Maybe that's when purple began to follow me again. I sense that beauty is the only stable form of faith left, when the world feels chaotic you make it bearable by framing it.

Sparkling orange was the first color I envied. I was not yet familiar with the ways that colors were set out to exist and had always felt a sense of dedication to inventing one. It was quite the challenge to conjure unexplored shades in my mind, but it was the hue of the velvety orange-gold blanket on the backseat of my grandmother's car which I had yet to see anywhere else, except for, when, during a drive under the late winter sunsets in the same seat I would decide to take a nap and the sunbeams from behind the trees would flicker onto my eyes.

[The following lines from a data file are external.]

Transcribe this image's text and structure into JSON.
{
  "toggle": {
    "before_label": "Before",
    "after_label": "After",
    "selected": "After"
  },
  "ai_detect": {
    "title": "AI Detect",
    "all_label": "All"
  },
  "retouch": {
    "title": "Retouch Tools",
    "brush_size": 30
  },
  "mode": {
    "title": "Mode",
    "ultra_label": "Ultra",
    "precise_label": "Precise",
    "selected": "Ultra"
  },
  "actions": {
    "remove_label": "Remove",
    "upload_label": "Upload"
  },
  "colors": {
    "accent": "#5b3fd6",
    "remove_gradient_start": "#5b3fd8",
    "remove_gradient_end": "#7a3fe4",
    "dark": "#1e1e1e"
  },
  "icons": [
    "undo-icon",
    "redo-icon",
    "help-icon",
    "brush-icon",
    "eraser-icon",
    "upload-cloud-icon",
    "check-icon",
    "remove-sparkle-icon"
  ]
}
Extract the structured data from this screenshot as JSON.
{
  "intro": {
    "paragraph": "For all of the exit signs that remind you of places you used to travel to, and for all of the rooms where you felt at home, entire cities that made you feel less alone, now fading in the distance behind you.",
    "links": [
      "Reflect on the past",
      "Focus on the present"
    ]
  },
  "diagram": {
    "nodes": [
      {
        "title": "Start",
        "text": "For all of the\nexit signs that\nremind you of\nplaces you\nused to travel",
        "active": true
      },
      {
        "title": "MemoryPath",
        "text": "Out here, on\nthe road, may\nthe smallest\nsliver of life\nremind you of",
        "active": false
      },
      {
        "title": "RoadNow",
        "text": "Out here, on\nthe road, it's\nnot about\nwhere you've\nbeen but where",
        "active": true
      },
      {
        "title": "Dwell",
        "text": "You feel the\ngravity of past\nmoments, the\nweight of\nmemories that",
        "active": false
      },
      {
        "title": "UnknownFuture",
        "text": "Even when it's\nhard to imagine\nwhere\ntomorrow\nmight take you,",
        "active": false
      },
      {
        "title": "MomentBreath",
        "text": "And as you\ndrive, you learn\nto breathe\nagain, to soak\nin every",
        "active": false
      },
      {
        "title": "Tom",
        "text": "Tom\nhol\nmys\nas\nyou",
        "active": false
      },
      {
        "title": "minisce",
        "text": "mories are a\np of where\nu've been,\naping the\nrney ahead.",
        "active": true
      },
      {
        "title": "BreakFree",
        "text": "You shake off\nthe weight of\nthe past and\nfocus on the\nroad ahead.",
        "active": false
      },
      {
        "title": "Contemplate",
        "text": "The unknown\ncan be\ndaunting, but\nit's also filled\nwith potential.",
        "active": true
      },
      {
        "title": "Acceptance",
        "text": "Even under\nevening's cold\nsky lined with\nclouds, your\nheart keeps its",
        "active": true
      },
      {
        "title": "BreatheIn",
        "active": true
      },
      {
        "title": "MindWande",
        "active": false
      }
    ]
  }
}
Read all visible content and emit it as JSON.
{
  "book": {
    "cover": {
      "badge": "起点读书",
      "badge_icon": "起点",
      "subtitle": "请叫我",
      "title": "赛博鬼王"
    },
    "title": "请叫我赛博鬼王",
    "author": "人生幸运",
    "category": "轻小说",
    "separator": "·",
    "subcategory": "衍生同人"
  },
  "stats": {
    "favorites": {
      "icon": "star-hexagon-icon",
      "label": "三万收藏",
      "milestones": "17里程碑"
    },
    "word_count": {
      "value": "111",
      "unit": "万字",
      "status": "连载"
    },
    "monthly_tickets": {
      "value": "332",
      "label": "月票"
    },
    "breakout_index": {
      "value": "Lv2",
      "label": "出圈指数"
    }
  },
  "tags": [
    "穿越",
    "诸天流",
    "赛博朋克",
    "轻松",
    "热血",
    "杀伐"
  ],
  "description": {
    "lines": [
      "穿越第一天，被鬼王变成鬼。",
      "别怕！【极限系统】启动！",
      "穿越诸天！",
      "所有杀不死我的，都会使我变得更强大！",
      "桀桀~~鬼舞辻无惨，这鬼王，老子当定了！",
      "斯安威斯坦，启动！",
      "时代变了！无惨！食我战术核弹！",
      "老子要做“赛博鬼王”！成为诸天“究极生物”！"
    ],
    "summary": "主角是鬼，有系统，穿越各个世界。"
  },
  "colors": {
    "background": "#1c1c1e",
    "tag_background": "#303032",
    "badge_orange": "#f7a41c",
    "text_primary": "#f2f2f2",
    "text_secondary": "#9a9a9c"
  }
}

This sensation, sparkling indeed, would also appear when holding a flashlight against the back of my hand, faced with the bright glow as it shined through my veins. For a while I thought it was mine alone, the color of oily borscht under fluorescent schoollamps, and no one else had yet to notice it. This was until my mom surprised me with a book about princesses, the cover encrusted with glitter under which lay a plasticy orange. Though disappointed, now informed that my relationship was not unique, I did find rejoice in discovering that crowns and tiaras exist. My mom´s love would be orange, but not the bright kind, more like terracotta, the one that soaks up sunlight until it feels warm in your hands. Sometimes it feels soft and glowing, sometimes strangely cold, as if it had pulled itself into another room without telling me.